A 35-year-old male patron on the psychiatric unit of a standard hospital believes that a person is
making an attempt to poison him. The nurse is aware that a purchaser's delusions are maximum
in all likelihood related to his
- early youth experiences involving authority problems.
- anger about being hospitalized.
- low shallowness.
- phobic worry of food. - ANS-- low shallowness.
Psychotic clients have difficulty with believe and feature low self-esteem (C). Nursing care need
to be directed at constructing believe and selling advantageous self-esteem. Activities with
constrained attention and no competition must be endorsed if you want to construct vanity. (A,
B, and D) are not in particular associated with the development of delusions.
A 35-year-vintage male purchaser who has been hospitalized for 2 weeks for persistent
paranoia continues to country that someone is attempting to thieve his apparel. The most
appropriate action for the nurse to take is to
- inspire the customer to actively take part in assigned activities at the unit.
- location a lock at the customer's closet.
- ignore the client's paranoid ideation to extinguish those behaviors.
- provide an explanation for to the purchaser that his suspicions are false. - ANS-- inspire the
purchaser to actively participate in assigned activities at the unit.

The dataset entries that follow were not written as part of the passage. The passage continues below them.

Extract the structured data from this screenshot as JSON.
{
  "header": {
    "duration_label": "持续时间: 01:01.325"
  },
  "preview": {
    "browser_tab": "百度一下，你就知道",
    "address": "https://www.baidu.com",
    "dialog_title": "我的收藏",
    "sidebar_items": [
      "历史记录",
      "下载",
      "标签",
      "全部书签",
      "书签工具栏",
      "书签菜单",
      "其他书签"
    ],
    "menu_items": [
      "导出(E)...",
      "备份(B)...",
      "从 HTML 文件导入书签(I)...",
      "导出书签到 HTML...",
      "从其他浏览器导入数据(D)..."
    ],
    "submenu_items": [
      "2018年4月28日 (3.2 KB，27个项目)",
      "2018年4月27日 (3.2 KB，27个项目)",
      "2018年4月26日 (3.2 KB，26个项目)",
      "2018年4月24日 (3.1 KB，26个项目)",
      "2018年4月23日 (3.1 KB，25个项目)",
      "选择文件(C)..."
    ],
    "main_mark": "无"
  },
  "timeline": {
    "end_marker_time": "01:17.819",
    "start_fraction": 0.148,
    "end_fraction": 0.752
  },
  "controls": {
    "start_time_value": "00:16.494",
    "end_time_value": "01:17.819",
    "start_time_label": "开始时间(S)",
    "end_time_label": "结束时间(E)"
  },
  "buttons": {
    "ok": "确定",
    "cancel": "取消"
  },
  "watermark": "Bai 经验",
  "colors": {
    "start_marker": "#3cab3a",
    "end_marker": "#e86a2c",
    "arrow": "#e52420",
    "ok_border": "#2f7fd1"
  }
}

Diverting the patron's interest from paranoid ideation and inspiring him to finish assignments
may be beneficial in supporting him to expand a high quality self-photograph (A). The patron's
problem isn't security, and (B) truly helps his paranoid ideation. (C) is not correct because
ignoring the purchaser's symptoms may additionally decrease his shallowness. The nurse
should not argue with the patron approximately his delusions (D), and ought to no longer try to
reason with the purchaser regarding his paranoid ideation.
A 38-year-old girl consumer is admitted with a prognosis of paranoid schizophrenia. When her
tray is delivered to her, she refuses to devour and tells the nurse, "I realize you are attempting to
poison me with that food." Which response would be maximum appropriate for the nurse to
make?
- "I'll depart your tray here. I am available if you want whatever else."
- "You're now not being poisoned. Why do you watched a person is trying to poison you?"
- "No one in this unit has ever died from poisoning. You're safe here."